Avanzando nel gioco sblocchiamo carte personaggi o unità, grazie alla quale, accumulandone il giusto numero, potremo sbloccarli e usarli. Qui viene il bello.

Gli sviluppatori del gioco non si sono degnati di realizzare i soli modelli da tutti conosciuti, ovvero le unità Eva presenti in NGE e Rebuild, ma bensì anche quelle di Evangelion: Anima. E sono meravigliose.

Parliamo dello 0.0 Type II Kai (non ho sbagliato a scrivere 00, si chiama proprio 0.0), 01 Final Stage, Eva 02 Type II, Eva Wolfpac, Angel Carrier (evoluzione dei Mass Production), Armaros (Unità di origine sconosciuta), Victor e Torwart (unità anch’esse di origine sconosciuta) e l’inutilissimo Strategic Defense Force  Integrated Mechanic Soldier Type-4 “Akashima” (conosciuto anche come SDFIMS, uno dei successori del Jet Alone).

È davvero meraviglioso vedere queste unità tanto sconosciute praticamente a chiunque, e ancor più poterle utilizzare (se avete la fortuna di dropparne le carte….). È presente anche un sistema di potenziamento delle Unità, che avviene avanzando nel gioco, droppando i componenti necessari e usando la valuta di gioco, oltre che utilizzando i Nuclei che otterremmo concludendo le missioni.

Purtroppo non è tutto oro ciò che luccica, perché dopo poche ore ci imbatteremo in giocatori incalliti, dediti nello svuotamento compulsivo delle carte di credito, disposti a vendere la madre e la sorella (forse anche il cane), pur di vincere a tutti i costi. Niente di nuovo per chi è solito giocare a giochi online di praticamente qualsiasi tipo. Non parliamo di un Pay 2 Win, ma ci andiamo abbastanza vicino.

Per lo più gratuito, in due settimane di gioco compulsivo non ho ancora sborsato un singolo € per poter avanzare (e di certo mai lo farò), ma preparatevi ad affrontare orde di giocatori simili.

Insomma, ottimo modo per ingannare il tempo tra una evacuazione e l’altra, senza contare che di giochi di Evangelion (sopratutto ben fatti), ce ne sono pochissimi. Anzi, nessuno, a parte questo.

Se avete amici che ci giocano, il gioco dispone di una chat interna, di un sistema di invito d’amicizia, creazione di gilde e via discorrendo. Insomma, nonostante si tratti di un gioco mobile, è davvero ben strutturato e sopratutto ben sviluppato, sia a livello grafico che di gameplay.

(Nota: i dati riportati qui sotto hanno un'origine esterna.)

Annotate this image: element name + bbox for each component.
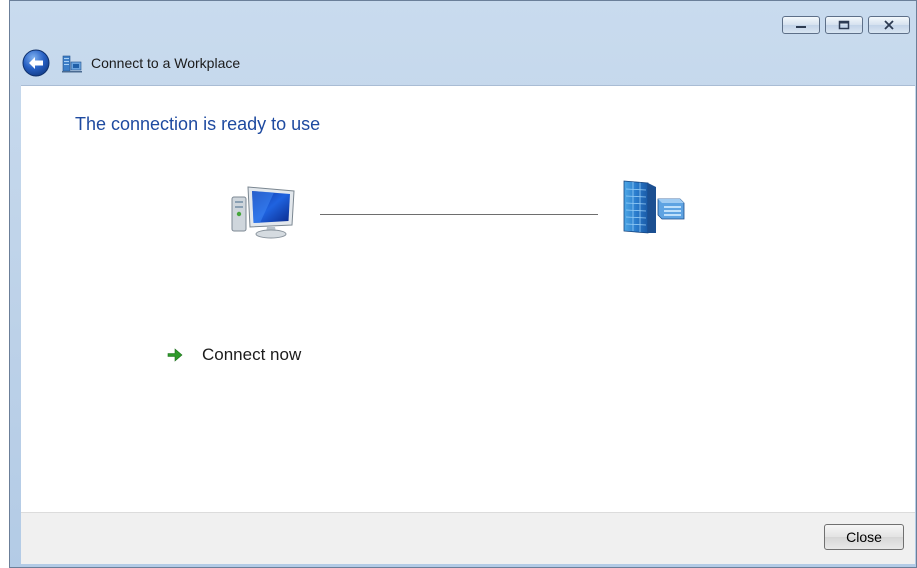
maximize-button[interactable] [825, 16, 863, 34]
minimize-button[interactable] [782, 16, 820, 34]
connection-line [320, 214, 598, 215]
content-pane: The connection is ready to use Connect n… [21, 85, 915, 512]
minimize-icon [796, 26, 806, 28]
close-window-button[interactable] [868, 16, 910, 34]
green-arrow-icon [167, 348, 183, 362]
maximize-icon [838, 20, 850, 30]
close-button[interactable]: Close [824, 524, 904, 550]
computer-icon [231, 186, 295, 239]
caption-buttons [782, 16, 910, 34]
close-icon [884, 20, 894, 30]
window-title: Connect to a Workplace [91, 55, 241, 71]
connect-now-label: Connect now [202, 345, 302, 364]
workplace-network-icon [623, 180, 685, 234]
dialog-window: Connect to a Workplace The connection is… [9, 0, 917, 568]
back-arrow-icon[interactable] [22, 49, 50, 77]
title-bar: Connect to a Workplace [22, 49, 240, 77]
dialog-footer: Close [21, 512, 915, 564]
workplace-network-icon [62, 55, 82, 73]
page-heading: The connection is ready to use [75, 114, 321, 134]
connect-now-link[interactable]: Connect now [167, 345, 301, 365]
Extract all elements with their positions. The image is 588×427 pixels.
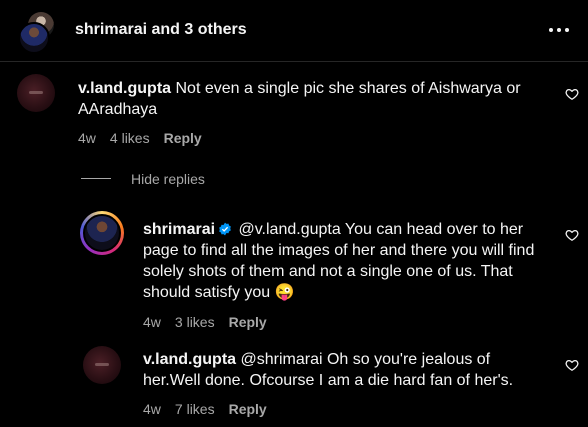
hide-replies-button[interactable]: Hide replies <box>131 171 205 187</box>
comment-time: 4w <box>78 130 96 146</box>
heart-icon[interactable] <box>565 87 579 101</box>
comment-meta: 4w 4 likes Reply <box>78 130 202 146</box>
comment-username[interactable]: v.land.gupta <box>143 351 236 368</box>
stacked-avatars[interactable] <box>18 12 56 54</box>
comment-likes[interactable]: 4 likes <box>110 130 150 146</box>
verified-badge-icon <box>219 222 231 236</box>
comment-username[interactable]: v.land.gupta <box>78 80 171 97</box>
comment-avatar[interactable] <box>80 211 124 255</box>
heart-icon[interactable] <box>565 228 579 242</box>
comment-meta: 4w 7 likes Reply <box>143 401 267 417</box>
avatar <box>18 22 50 54</box>
comment-likes[interactable]: 3 likes <box>175 314 215 330</box>
divider-line <box>81 178 111 179</box>
comment-avatar[interactable] <box>17 74 55 112</box>
comment-likes[interactable]: 7 likes <box>175 401 215 417</box>
post-header: shrimarai and 3 others <box>0 0 588 62</box>
more-options-icon[interactable] <box>549 22 571 38</box>
comment-avatar[interactable] <box>83 346 121 384</box>
reply-button[interactable]: Reply <box>229 401 267 417</box>
reply-button[interactable]: Reply <box>164 130 202 146</box>
heart-icon[interactable] <box>565 358 579 372</box>
comment-time: 4w <box>143 314 161 330</box>
comment-body: v.land.gupta @shrimarai Oh so you're jea… <box>143 349 543 391</box>
reply-button[interactable]: Reply <box>229 314 267 330</box>
comment-meta: 4w 3 likes Reply <box>143 314 267 330</box>
comment-username[interactable]: shrimarai <box>143 221 215 238</box>
header-title[interactable]: shrimarai and 3 others <box>75 21 247 39</box>
comment-body: shrimarai @v.land.gupta You can head ove… <box>143 219 543 303</box>
emoji: 😜 <box>274 284 295 301</box>
comment-body: v.land.gupta Not even a single pic she s… <box>78 78 543 120</box>
comment-time: 4w <box>143 401 161 417</box>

Certo per chi è solito giocare con il proprio smartphone non sarà una novità assoluta, ma ehi, CI SONO GLI EVA, MA DI COSA STIAMO PARLANDO (x2).

Insomma, se volete provare a giocare, potrete trovare il giochino a questo link per il Google Play Store (ovviamente il gioco è completamente gratuito).

 

  • Gennaro

    È a pagamento?

    • Matteo Pagani

      Letteralmente l’ultima riga dell’articolo dice “il gioco è gratuito”, ti sei fermato a metà?